Thursday, February 15, 2018

Are interest rates inexplicably high?

The interest rate model of the long and short term interest rates are predicting average interest rates below the current observed rates. For example in this forecast:


Now the actual forecast is for the average trend of monthly rates and I'm showing actual daily interest rate data, so we can expect to see occasional deviations even if the model is working correctly.

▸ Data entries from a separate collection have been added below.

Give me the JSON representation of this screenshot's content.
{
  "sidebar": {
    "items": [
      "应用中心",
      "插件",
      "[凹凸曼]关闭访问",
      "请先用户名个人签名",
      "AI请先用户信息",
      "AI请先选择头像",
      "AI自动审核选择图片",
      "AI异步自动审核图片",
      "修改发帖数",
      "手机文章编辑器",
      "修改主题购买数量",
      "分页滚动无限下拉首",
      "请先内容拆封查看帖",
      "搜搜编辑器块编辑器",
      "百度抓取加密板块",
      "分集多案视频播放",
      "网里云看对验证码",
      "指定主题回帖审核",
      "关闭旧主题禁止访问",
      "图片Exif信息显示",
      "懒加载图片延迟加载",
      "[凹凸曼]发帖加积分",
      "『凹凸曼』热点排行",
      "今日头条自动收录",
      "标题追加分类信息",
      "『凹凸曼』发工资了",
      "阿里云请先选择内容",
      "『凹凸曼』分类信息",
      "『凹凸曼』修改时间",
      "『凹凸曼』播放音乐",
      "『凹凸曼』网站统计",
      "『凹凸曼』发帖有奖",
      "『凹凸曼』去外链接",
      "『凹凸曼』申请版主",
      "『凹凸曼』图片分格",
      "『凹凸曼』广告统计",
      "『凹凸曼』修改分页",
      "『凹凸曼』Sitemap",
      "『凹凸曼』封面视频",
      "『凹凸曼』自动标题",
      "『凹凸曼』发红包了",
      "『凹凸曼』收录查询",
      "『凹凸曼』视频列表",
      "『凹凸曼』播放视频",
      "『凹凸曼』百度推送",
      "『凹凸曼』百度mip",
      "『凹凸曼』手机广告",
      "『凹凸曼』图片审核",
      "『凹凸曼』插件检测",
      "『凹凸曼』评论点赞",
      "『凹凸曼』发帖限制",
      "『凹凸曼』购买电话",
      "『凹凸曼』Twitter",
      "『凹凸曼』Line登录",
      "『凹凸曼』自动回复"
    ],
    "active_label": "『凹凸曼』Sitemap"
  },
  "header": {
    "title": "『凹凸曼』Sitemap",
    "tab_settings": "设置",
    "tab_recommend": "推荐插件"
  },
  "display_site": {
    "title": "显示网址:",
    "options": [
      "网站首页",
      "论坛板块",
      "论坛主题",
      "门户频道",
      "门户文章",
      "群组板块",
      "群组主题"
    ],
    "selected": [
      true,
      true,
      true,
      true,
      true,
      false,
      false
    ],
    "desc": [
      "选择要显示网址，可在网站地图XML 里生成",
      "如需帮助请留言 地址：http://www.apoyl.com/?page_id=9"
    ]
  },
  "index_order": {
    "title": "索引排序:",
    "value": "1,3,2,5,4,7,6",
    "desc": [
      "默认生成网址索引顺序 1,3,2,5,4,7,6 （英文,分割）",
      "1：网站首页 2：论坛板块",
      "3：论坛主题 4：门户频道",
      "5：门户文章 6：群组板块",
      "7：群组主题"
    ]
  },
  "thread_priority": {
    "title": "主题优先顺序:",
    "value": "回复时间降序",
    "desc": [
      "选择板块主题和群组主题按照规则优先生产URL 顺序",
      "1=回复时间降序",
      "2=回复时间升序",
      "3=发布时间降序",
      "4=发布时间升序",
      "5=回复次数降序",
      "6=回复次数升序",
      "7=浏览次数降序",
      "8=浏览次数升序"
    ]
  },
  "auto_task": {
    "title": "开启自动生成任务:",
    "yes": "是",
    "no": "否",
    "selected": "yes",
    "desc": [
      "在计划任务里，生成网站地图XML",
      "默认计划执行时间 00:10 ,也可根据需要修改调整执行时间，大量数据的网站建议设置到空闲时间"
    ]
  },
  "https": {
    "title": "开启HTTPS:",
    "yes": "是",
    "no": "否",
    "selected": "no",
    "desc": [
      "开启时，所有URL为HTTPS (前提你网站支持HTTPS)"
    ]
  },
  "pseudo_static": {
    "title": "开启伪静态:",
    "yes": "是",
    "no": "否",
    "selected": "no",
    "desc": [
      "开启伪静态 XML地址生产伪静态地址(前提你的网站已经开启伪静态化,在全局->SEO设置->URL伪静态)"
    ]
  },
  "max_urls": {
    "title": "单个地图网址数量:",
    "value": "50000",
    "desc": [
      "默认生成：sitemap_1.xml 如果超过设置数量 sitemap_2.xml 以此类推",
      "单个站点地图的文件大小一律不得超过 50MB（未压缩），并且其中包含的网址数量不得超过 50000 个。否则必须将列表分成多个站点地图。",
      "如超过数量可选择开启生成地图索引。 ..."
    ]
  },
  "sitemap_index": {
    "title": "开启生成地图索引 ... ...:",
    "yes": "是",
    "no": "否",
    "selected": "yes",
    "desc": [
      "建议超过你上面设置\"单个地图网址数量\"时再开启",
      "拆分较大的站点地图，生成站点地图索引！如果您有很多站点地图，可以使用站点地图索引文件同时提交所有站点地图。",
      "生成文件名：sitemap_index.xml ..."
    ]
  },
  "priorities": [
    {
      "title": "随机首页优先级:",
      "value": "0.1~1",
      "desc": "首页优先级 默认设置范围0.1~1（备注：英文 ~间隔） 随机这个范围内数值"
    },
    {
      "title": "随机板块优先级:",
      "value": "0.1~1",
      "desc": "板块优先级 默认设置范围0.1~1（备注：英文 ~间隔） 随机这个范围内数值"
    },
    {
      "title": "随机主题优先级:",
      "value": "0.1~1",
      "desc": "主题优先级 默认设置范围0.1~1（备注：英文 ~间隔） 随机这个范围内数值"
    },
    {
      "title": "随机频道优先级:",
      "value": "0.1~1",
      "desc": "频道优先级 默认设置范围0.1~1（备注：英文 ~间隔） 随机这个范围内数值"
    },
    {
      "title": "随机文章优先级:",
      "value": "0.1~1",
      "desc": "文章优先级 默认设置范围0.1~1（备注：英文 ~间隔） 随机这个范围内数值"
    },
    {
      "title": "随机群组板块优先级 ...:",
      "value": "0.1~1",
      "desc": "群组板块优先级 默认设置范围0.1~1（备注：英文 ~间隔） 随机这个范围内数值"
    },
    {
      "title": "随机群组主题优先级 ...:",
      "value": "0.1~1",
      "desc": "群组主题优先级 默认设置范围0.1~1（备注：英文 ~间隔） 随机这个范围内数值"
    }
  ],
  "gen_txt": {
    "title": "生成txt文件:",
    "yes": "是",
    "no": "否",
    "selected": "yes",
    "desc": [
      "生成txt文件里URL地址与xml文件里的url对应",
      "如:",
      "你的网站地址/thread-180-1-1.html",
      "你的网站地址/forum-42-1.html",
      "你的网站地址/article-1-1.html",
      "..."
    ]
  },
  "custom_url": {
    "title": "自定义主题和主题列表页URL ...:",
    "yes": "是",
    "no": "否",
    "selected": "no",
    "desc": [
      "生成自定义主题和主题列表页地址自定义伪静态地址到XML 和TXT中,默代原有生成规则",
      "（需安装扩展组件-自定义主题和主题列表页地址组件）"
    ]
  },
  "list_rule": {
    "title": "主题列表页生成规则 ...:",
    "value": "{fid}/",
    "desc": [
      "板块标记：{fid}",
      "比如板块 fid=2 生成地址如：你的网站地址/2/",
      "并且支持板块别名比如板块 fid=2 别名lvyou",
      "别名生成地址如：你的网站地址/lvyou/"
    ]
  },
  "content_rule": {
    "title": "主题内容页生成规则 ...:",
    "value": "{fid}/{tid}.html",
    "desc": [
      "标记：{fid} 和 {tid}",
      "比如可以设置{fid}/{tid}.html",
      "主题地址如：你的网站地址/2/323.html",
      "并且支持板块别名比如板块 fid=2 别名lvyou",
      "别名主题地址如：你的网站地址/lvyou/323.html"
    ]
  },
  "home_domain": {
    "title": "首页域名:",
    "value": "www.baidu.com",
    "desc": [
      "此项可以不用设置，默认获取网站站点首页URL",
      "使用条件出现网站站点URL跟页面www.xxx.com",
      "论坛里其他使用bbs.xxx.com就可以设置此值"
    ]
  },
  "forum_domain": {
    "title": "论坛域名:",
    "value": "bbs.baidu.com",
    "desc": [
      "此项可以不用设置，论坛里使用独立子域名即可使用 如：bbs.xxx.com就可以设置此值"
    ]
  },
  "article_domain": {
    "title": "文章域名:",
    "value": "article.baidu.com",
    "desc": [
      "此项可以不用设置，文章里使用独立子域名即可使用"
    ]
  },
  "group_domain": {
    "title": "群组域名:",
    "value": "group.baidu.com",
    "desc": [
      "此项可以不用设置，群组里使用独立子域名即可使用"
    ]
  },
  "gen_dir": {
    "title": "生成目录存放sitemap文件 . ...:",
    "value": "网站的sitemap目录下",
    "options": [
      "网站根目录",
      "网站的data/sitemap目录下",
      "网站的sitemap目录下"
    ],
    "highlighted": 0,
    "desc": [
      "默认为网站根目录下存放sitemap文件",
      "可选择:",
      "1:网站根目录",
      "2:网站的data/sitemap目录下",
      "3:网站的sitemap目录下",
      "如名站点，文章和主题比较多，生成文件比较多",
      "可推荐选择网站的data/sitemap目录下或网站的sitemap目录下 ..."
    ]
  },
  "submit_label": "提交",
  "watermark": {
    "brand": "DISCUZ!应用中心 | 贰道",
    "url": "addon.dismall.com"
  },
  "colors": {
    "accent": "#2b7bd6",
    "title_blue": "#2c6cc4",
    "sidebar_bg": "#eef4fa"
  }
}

But how can we tell the difference between some expected theoretical error and a deviation? I decided to look at the elevated recent data in the light of the models' typical error. In the case of the long rate above, we're in the normal range:


The short rate is on a significant deviation:


However these errors basically assume that the model error is roughly constant in percentage (i.e. a 10% error means 100 basis point error on a 10% interest rate while a 10% error means a 10 basis point error on a 1% interest rate). This is definitely not true because the data is reported only to the nearest basis point, but the finite precision effect should only come into play near log(0.01) ~ -4.6. This error is possibly due to the Federal Reserve's implied precision of 25 basis points where log(0.25) ~ -1.4. Since the Fed doesn't make changes of less than a quarter basis point, and the short rate typically sticks close to the Fed funds rate, we'd expect data near or below log(0.25) as shown on the graph to have larger error than points above log(0.25).

I don't see any particular reason to abandon these models without a more significant deviation.